EXCHANGE-TRADED funds (ETFs) were supposed to make investing easy. Instead of spending hours researching individual stocks and bonds or paying an expert fund manager, investors could simply buy a few ETFs. But now there are too many to choose from. BlackRock offers 346 in America alone. Some investors need help allocating their money between different funds. Many companies now offer “automated wealth managers” (AWMs) that perform this service.
AWMs have been around for less than ten years, but they have proliferated, offering different services in different countries. Often, they are called “robo-advisers”, but this term can be misleading. Some offer clients detailed advice about how to save. For example, Wealthfront, an American AWM, predicts the cost of sending a student to a given college, taking into account increases in tuition fees and likely financial aid. It then suggests how parents can save in a tax-efficient way. Other AWMs are simpler. Wealthify, based in Cardiff, rejects the term “robo-adviser” because it does not provide advice. It merely allocates clients’ funds based on how much they wish to invest, when they expect to need the money and the degree of risk they will accept.
Nonetheless, AWMs have a few things in common. They typically invest in low-cost ETFs and charge very low fees. Annual charges are usually only a fraction of a percentage point of an investor’s total savings, plus any fees levied by the ETFs.

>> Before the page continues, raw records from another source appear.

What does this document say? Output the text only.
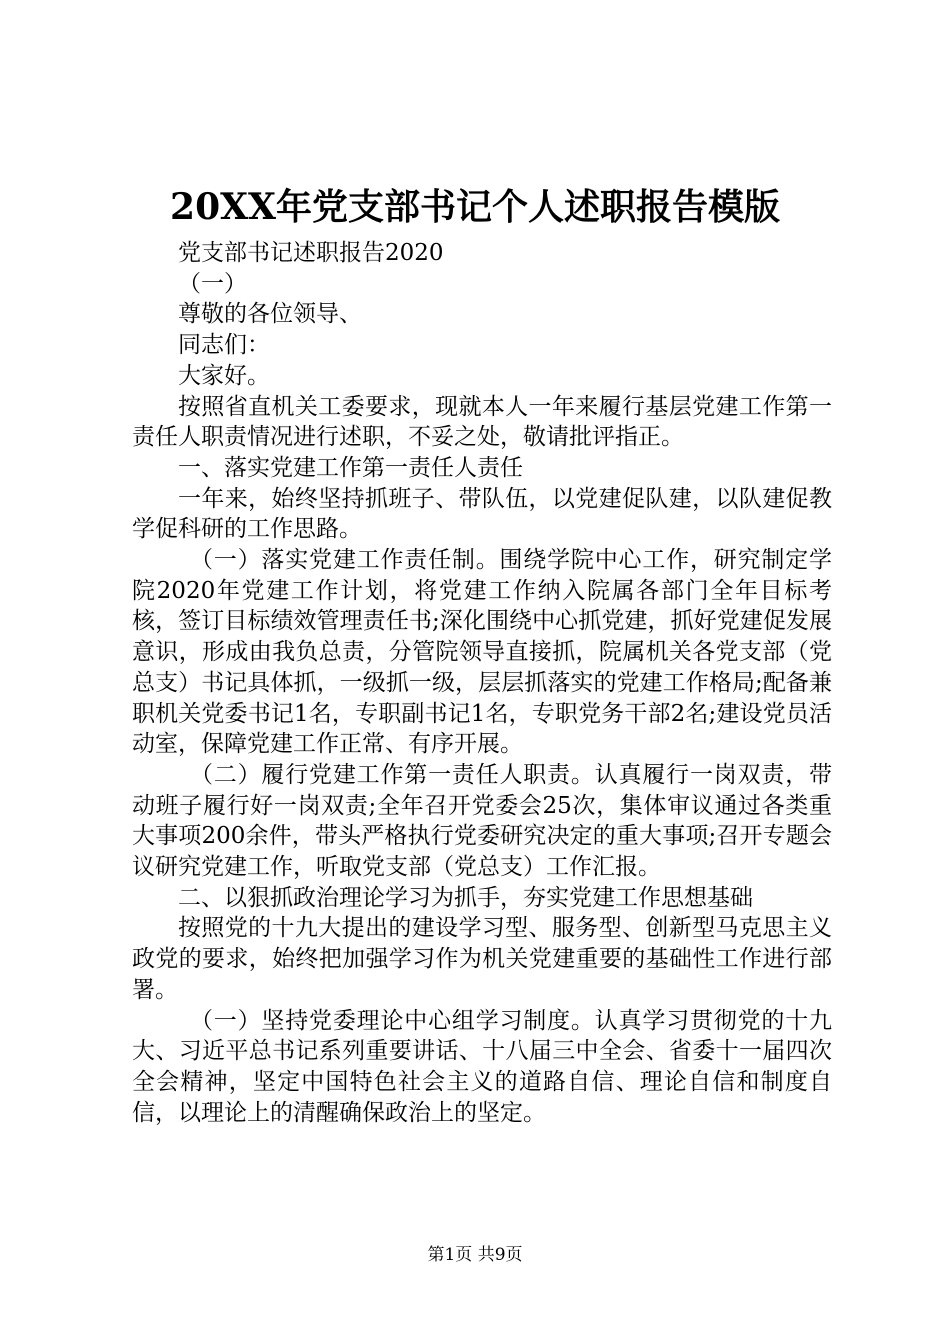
20XX年党支部书记个人述职报告模版

党支部书记述职报告2020

（一）

尊敬的各位领导、

同志们：

大家好。

按照省直机关工委要求，现就本人一年来履行基层党建工作第一责任人职责情况进行述职，不妥之处，敬请批评指正。

一、落实党建工作第一责任人责任

一年来，始终坚持抓班子、带队伍，以党建促队建，以队建促教学促科研的工作思路。

（一）落实党建工作责任制。围绕学院中心工作，研究制定学院2020年党建工作计划，将党建工作纳入院属各部门全年目标考核，签订目标绩效管理责任书;深化围绕中心抓党建，抓好党建促发展意识，形成由我负总责，分管院领导直接抓，院属机关各党支部（党总支）书记具体抓，一级抓一级，层层抓落实的党建工作格局;配备兼职机关党委书记1名，专职副书记1名，专职党务干部2名;建设党员活动室，保障党建工作正常、有序开展。

（二）履行党建工作第一责任人职责。认真履行一岗双责，带动班子履行好一岗双责;全年召开党委会25次，集体审议通过各类重大事项200余件，带头严格执行党委研究决定的重大事项;召开专题会议研究党建工作，听取党支部（党总支）工作汇报。

二、以狠抓政治理论学习为抓手，夯实党建工作思想基础

按照党的十九大提出的建设学习型、服务型、创新型马克思主义政党的要求，始终把加强学习作为机关党建重要的基础性工作进行部署。

（一）坚持党委理论中心组学习制度。认真学习贯彻党的十九大、习近平总书记系列重要讲话、十八届三中全会、省委十一届四次全会精神，坚定中国特色社会主义的道路自信、理论自信和制度自信，以理论上的清醒确保政治上的坚定。

第1页 共9页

AWMs target cash-conscious investors who cannot afford or do not wish to pay a human adviser. Millennials are considered good customers because they are used to doing things online and are starting to earn money. But generally they do not have a lot of it. Individual savers tend to have small portfolios. At Betterment, the largest independent American AWM measured by assets under management, the average client had $27,400 in June 2017. At Wealthfront, its rival, the average client had $40,900.
Their business model leaves AWMs with a problem. To make a profit despite low fees, they must attract lots of client money. Michael Wong, an analyst at Morningstar, an investment research firm, estimates that, depending on its model, an AWM would need between $16bn and $40bn to cover its costs. No independent AWMs have reached profitability, though some are close. Betterment says it has $11bn under management.
But for most AWMs, profitability remains distant. Only a few manage over $1bn or have more than 100,000 clients. To get more clients, many are tying up with established wealth managers. On October 5th Aviva, a British insurer, said it would buy a majority stake in Wealthify. Michelle Pearce, Wealthify’s co-founder and chief investment officer, noted that Aviva has 15m customers in Britain, who can use her firm’s services through Aviva’s portal.
To stay independent, AWMs need to get big quickly, in part by seeking customers established firms neglect. Similarly, acquired AWMs often pitch their products to people their parent firms would not otherwise serve. These customers tend to have little wealth and to be new investors. There are dangers in this: they may place too much faith in AWMs’ more optimistic projections of future riches. Wealthfront even allows customers to borrow at 3.5-4.75% against the value of their savings without selling off their portfolios and disrupting their investment strategies. Like their human counterparts, robos may have a tendency to oversell their investing prowess.